Дни шли, шесть дней в неделю я отдавала работе. Сезонный спрос на ремонт квартир был огромен, и работы было предостаточно. Мое тело устало от труда, но моя душа находила в нем отдых. В моменты работы над эскизами и договорами, мой ум, истерзанный тревогой и сомнениями в себе, находил облегчение. Я легко разбиралась в строительных материалах, умело представляла объект в разных вариантах и создавала эскизы за считанные минуты. Я всегда была дружелюбна с заказчиками и радовалась возможности советовать им при выборе материалов. Казалось, что в момент согласования проектов, я становилась частью их семьи, где царили взаимопонимание и забота, и это приносило мне облегчение.

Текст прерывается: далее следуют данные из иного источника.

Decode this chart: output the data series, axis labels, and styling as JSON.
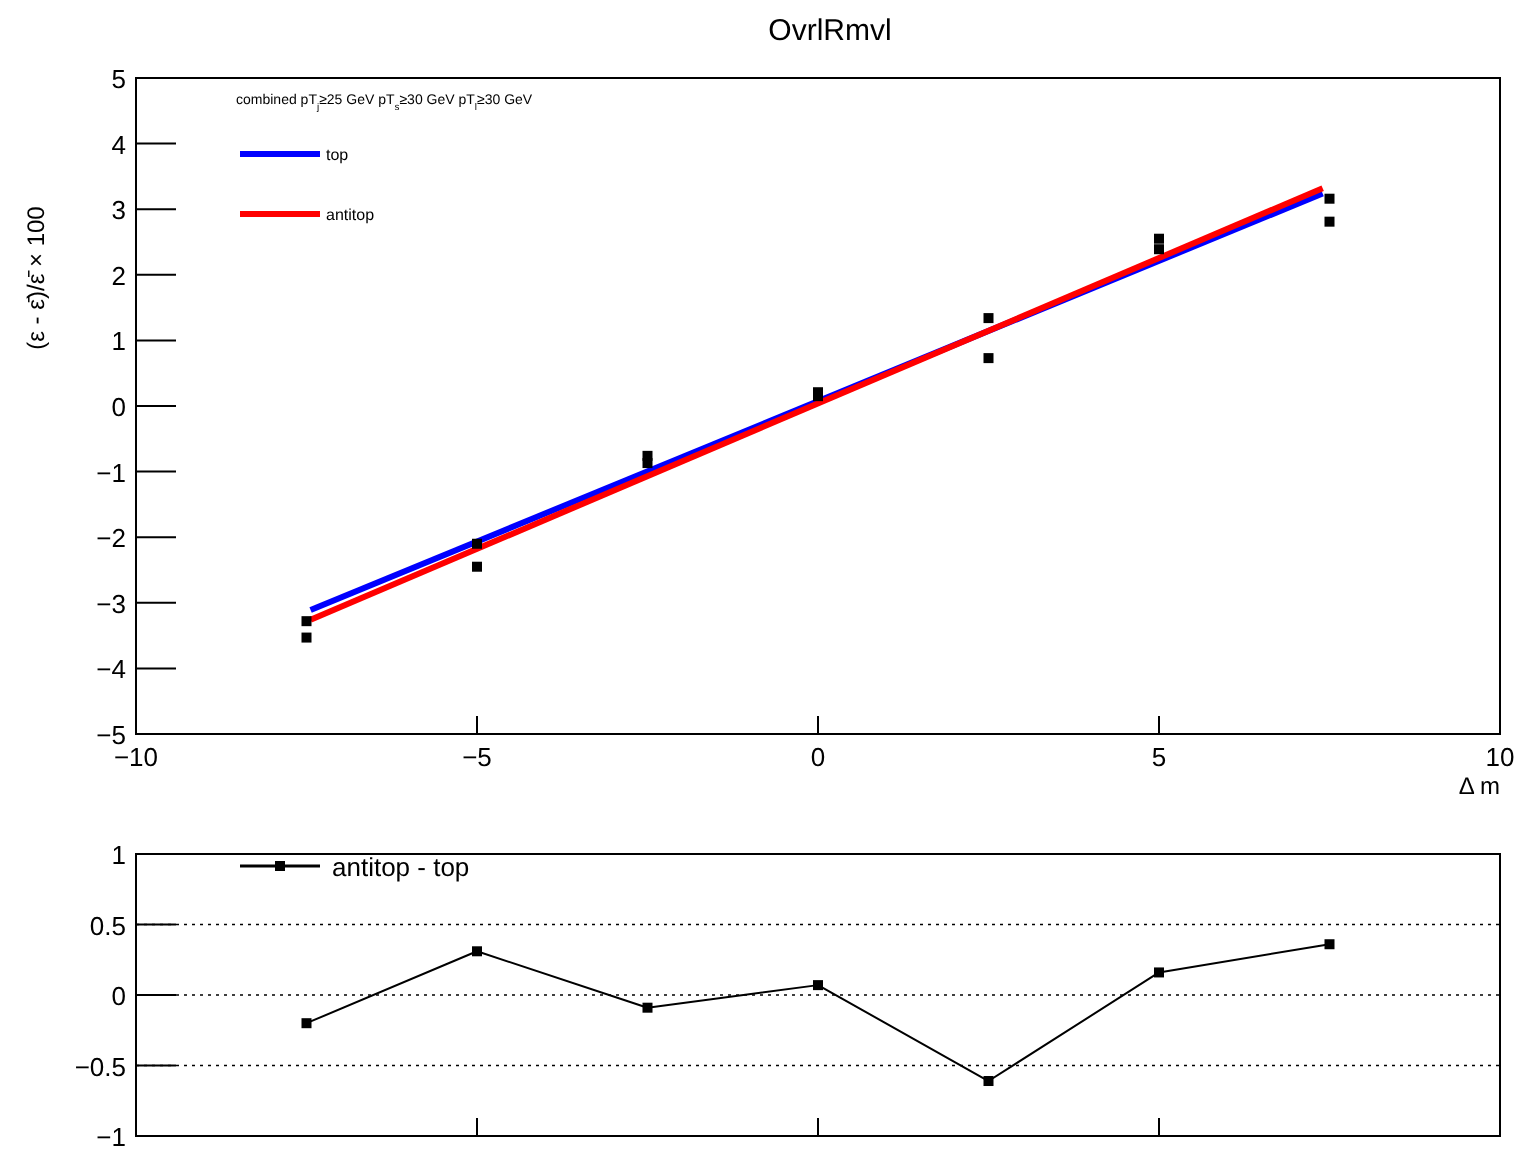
{
  "chart_data": [
    {
      "type": "line",
      "title": "OvrlRmvl",
      "xlabel": "Δ m",
      "ylabel": "(ε - ε̄)/ε̄ × 100",
      "annotations": [
        "combined pT$_{j}$≥25 GeV pT$_{s}$≥30 GeV pT$_{l}$≥30 GeV"
      ],
      "xlim": [
        -10,
        10
      ],
      "xticks": [
        -10,
        -5,
        0,
        5,
        10
      ],
      "ylim": [
        -5,
        5
      ],
      "yticks": [
        -5,
        -4,
        -3,
        -2,
        -1,
        0,
        1,
        2,
        3,
        4,
        5
      ],
      "grid": false,
      "legend": "top left",
      "series": [
        {
          "name": "top",
          "color": "#0000ff",
          "x": [
            -7.44,
            7.4
          ],
          "values": [
            -3.11,
            3.24
          ]
        },
        {
          "name": "antitop",
          "color": "#ff0000",
          "x": [
            -7.44,
            7.4
          ],
          "values": [
            -3.26,
            3.32
          ]
        },
        {
          "type": "scatter",
          "color": "#000000",
          "marker": "square",
          "x": [
            -7.5,
            -5,
            -2.5,
            0,
            2.5,
            5,
            7.5
          ],
          "values": [
            -3.28,
            -2.45,
            -0.76,
            0.15,
            1.34,
            2.39,
            2.81
          ]
        },
        {
          "type": "scatter",
          "color": "#000000",
          "marker": "square",
          "x": [
            -7.5,
            -5,
            -2.5,
            0,
            2.5,
            5,
            7.5
          ],
          "values": [
            -3.53,
            -2.1,
            -0.87,
            0.21,
            0.73,
            2.55,
            3.16
          ]
        }
      ]
    },
    {
      "type": "line",
      "xlim": [
        -10,
        10
      ],
      "xticks": [
        -10,
        -5,
        0,
        5,
        10
      ],
      "ylim": [
        -1,
        1
      ],
      "yticks": [
        -1,
        -0.5,
        0,
        0.5,
        1
      ],
      "grid": "y",
      "tick_labels": "y",
      "legend": "top left",
      "marker": "square",
      "series": [
        {
          "name": "antitop -  top",
          "color": "#000000",
          "x": [
            -7.5,
            -5,
            -2.5,
            0,
            2.5,
            5,
            7.5
          ],
          "values": [
            -0.2,
            0.31,
            -0.09,
            0.07,
            -0.61,
            0.16,
            0.36
          ]
        }
      ]
    }
  ]
}
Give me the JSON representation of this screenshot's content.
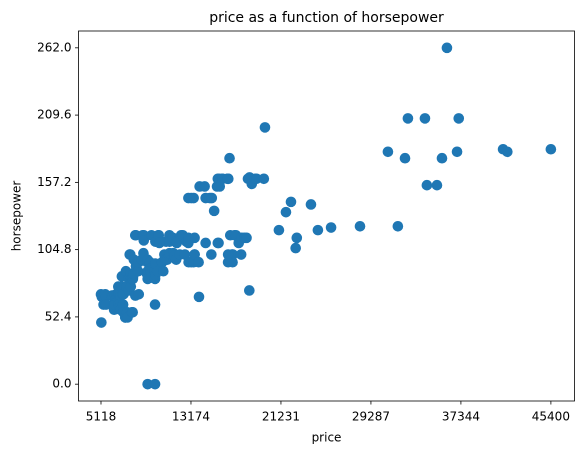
{
  "chart_data": {
    "type": "scatter",
    "title": "price as a function of horsepower",
    "xlabel": "price",
    "ylabel": "horsepower",
    "color": "#1f77b4",
    "xlim": [
      3104,
      47514
    ],
    "ylim": [
      -13.1,
      275.1
    ],
    "xticks": [
      5118,
      {
        "value": 13174.4,
        "label": "13174"
      },
      {
        "value": 21230.8,
        "label": "21231"
      },
      {
        "value": 29287.2,
        "label": "29287"
      },
      {
        "value": 37343.6,
        "label": "37344"
      },
      45400
    ],
    "yticks": [
      {
        "value": 0,
        "label": "0.0"
      },
      52.4,
      104.8,
      157.2,
      209.6,
      {
        "value": 262,
        "label": "262.0"
      }
    ],
    "x": [
      5118,
      5151,
      5195,
      5348,
      5389,
      5499,
      5572,
      5572,
      6095,
      6189,
      6229,
      6295,
      6338,
      6377,
      6479,
      6488,
      6529,
      6575,
      6649,
      6669,
      6692,
      6695,
      6785,
      6795,
      6849,
      6855,
      6918,
      6938,
      6989,
      7053,
      7099,
      7126,
      7129,
      7295,
      7299,
      7349,
      7395,
      7463,
      7499,
      7603,
      7609,
      7689,
      7738,
      7775,
      7788,
      7799,
      7895,
      7898,
      7957,
      7975,
      7995,
      8013,
      8058,
      8189,
      8195,
      8238,
      8249,
      8358,
      8449,
      8495,
      8499,
      9295,
      8778,
      8845,
      8921,
      8948,
      8949,
      9959,
      9233,
      9258,
      9279,
      9295,
      9298,
      9495,
      9538,
      9549,
      9639,
      9895,
      9959,
      9960,
      9980,
      9988,
      9989,
      10198,
      10245,
      10295,
      10345,
      10595,
      10698,
      10795,
      10898,
      10945,
      11048,
      11199,
      11245,
      11248,
      11259,
      11549,
      11595,
      11694,
      11845,
      11850,
      11900,
      12170,
      12290,
      12440,
      12629,
      12764,
      12940,
      12945,
      12964,
      13200,
      13415,
      13495,
      13499,
      13894,
      12945,
      13200,
      13415,
      13950,
      14399,
      14489,
      14869,
      15040,
      15250,
      15510,
      15580,
      15690,
      15750,
      15985,
      15998,
      16430,
      16500,
      16515,
      16630,
      16695,
      16845,
      16900,
      16925,
      17075,
      17199,
      17450,
      17669,
      17710,
      17950,
      18150,
      18280,
      18344,
      18399,
      18420,
      18620,
      18920,
      19045,
      19699,
      15645,
      15580,
      14489,
      16500,
      16503,
      14999,
      13499,
      12945,
      13860,
      19800,
      36094,
      32600,
      34125,
      37150,
      30810,
      32340,
      34300,
      35200,
      35650,
      37000,
      41120,
      41500,
      45400,
      31700,
      28310,
      25720,
      24540,
      23920,
      22130,
      21680,
      21050,
      22650,
      22550
    ],
    "values": [
      70,
      48,
      68,
      62,
      68,
      70,
      68,
      62,
      69,
      69,
      62,
      58,
      62,
      69,
      68,
      70,
      69,
      68,
      69,
      76,
      70,
      62,
      70,
      60,
      58,
      69,
      73,
      76,
      84,
      70,
      62,
      56,
      70,
      52,
      52,
      88,
      76,
      56,
      52,
      73,
      82,
      101,
      101,
      86,
      76,
      82,
      56,
      82,
      56,
      82,
      84,
      86,
      97,
      116,
      69,
      116,
      92,
      95,
      88,
      95,
      70,
      0,
      97,
      116,
      102,
      116,
      112,
      0,
      86,
      95,
      97,
      88,
      82,
      95,
      90,
      88,
      116,
      88,
      62,
      82,
      94,
      111,
      85,
      88,
      116,
      116,
      110,
      95,
      88,
      101,
      97,
      111,
      97,
      101,
      116,
      111,
      102,
      114,
      102,
      100,
      111,
      97,
      110,
      101,
      116,
      116,
      101,
      111,
      110,
      111,
      95,
      95,
      95,
      101,
      101,
      68,
      145,
      145,
      145,
      154,
      154,
      145,
      145,
      145,
      135,
      154,
      160,
      160,
      154,
      160,
      160,
      160,
      160,
      160,
      176,
      116,
      101,
      95,
      101,
      116,
      116,
      110,
      101,
      114,
      114,
      114,
      160,
      160,
      73,
      161,
      156,
      160,
      160,
      160,
      110,
      110,
      110,
      95,
      101,
      101,
      114,
      114,
      95,
      200,
      262,
      207,
      207,
      207,
      181,
      176,
      155,
      155,
      176,
      181,
      183,
      181,
      183,
      123,
      123,
      122,
      120,
      140,
      142,
      134,
      120,
      114,
      106
    ]
  }
}
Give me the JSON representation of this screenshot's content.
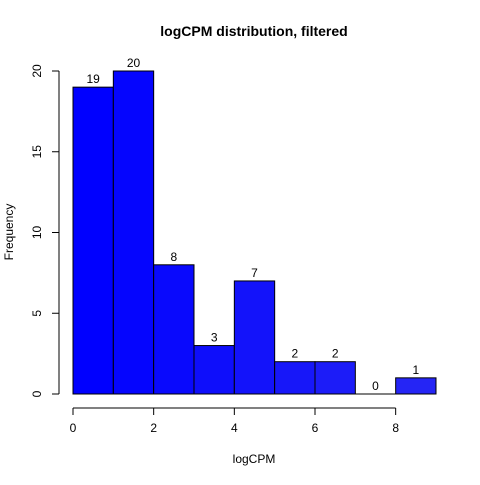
{
  "chart_data": {
    "type": "bar",
    "subtype": "histogram",
    "title": "logCPM distribution, filtered",
    "xlabel": "logCPM",
    "ylabel": "Frequency",
    "bins": [
      {
        "start": 0,
        "end": 1,
        "count": 19
      },
      {
        "start": 1,
        "end": 2,
        "count": 20
      },
      {
        "start": 2,
        "end": 3,
        "count": 8
      },
      {
        "start": 3,
        "end": 4,
        "count": 3
      },
      {
        "start": 4,
        "end": 5,
        "count": 7
      },
      {
        "start": 5,
        "end": 6,
        "count": 2
      },
      {
        "start": 6,
        "end": 7,
        "count": 2
      },
      {
        "start": 7,
        "end": 8,
        "count": 0
      },
      {
        "start": 8,
        "end": 9,
        "count": 1
      }
    ],
    "data_labels": [
      "19",
      "20",
      "8",
      "3",
      "7",
      "2",
      "2",
      "0",
      "1"
    ],
    "x_ticks": [
      0,
      2,
      4,
      6,
      8
    ],
    "x_tick_labels": [
      "0",
      "2",
      "4",
      "6",
      "8"
    ],
    "y_ticks": [
      0,
      5,
      10,
      15,
      20
    ],
    "y_tick_labels": [
      "0",
      "5",
      "10",
      "15",
      "20"
    ],
    "xlim": [
      0,
      9
    ],
    "ylim": [
      0,
      20
    ],
    "grid": false,
    "legend": "none",
    "bar_color_gradient": [
      "#0000ff",
      "#2525f5"
    ]
  }
}
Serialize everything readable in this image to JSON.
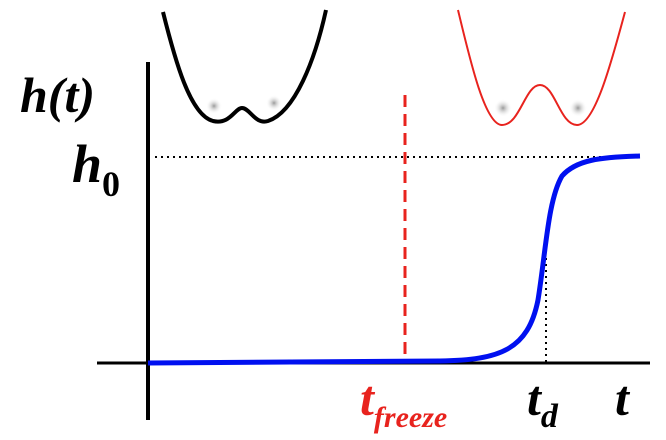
{
  "labels": {
    "y_axis": "h(t)",
    "h0": {
      "main": "h",
      "sub": "0"
    },
    "t_freeze": {
      "main": "t",
      "sub": "freeze"
    },
    "t_d": {
      "main": "t",
      "sub": "d"
    },
    "x_axis": "t"
  }
}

У меня появились постоянные клиенты, а также те, кто обращался ко мне по рекомендации. Я хорошо ладила с коллективом, и инженеры мне симпатизировали. Однако, я поддерживала с ними дружеские отношения, не более. Мне нравилось мое дело, несмотря на его многогранность и сложность в техническом плане. Казалось, будто я этим занималась всю жизнь, и легко понимала технические нюансы, которые наши инженеры осваивали несколько лет. За это меня ценили, и со мной советовались. По слухам, директор даже намеревался предложить мне должность руководителя отдела.

С Костей у нас по-прежнему были партнерские отношения, но я надеялась, что это начало большой взаимной любви.

В один из вечеров, Костя провернул крупную сделку и решил пригласить меня в кафе отметить. Я с радостью согласилась, ведь время, проведенное с Костей-по его инициативе, было для меня ценно.

Я собиралась окрыленная. В кафе села к нему поближе, полна розовых мечтаний о том, что мы наконец-то сближаемся, и Костя начинает видеть во мне свою любимую женщину.

– "Эх, Вера, я не представляю, как ты так работаешь: с утра уходишь, вечером возвращаешься. Получаешь какие-то копейки, и как тебе их хватает?" – протянул Костя, доедая последний кусок стейка, откинувшись на спинку стула и приобняв мой стул рукой.

– "Я бы так не смог… работать. Раб… бота" – он разделил слово и начал хлопать себя по губам. – "Чур меня, чур!" – засмеялся он.

– "Сколько ты там получаешь? Пятьдесят?" – спросил он, глядя на меня, ошарашенную его словами.

– "Да ладно, тебе" – засмеялся он. "Научишься зарабатывать, и тоже будешь так жить" – произнес он поучительным тоном. Затем медленно достал бумажник, открыл его и показал мне кипу пятитысячных купюр. Взял одну из них и небрежно бросил ее на стол.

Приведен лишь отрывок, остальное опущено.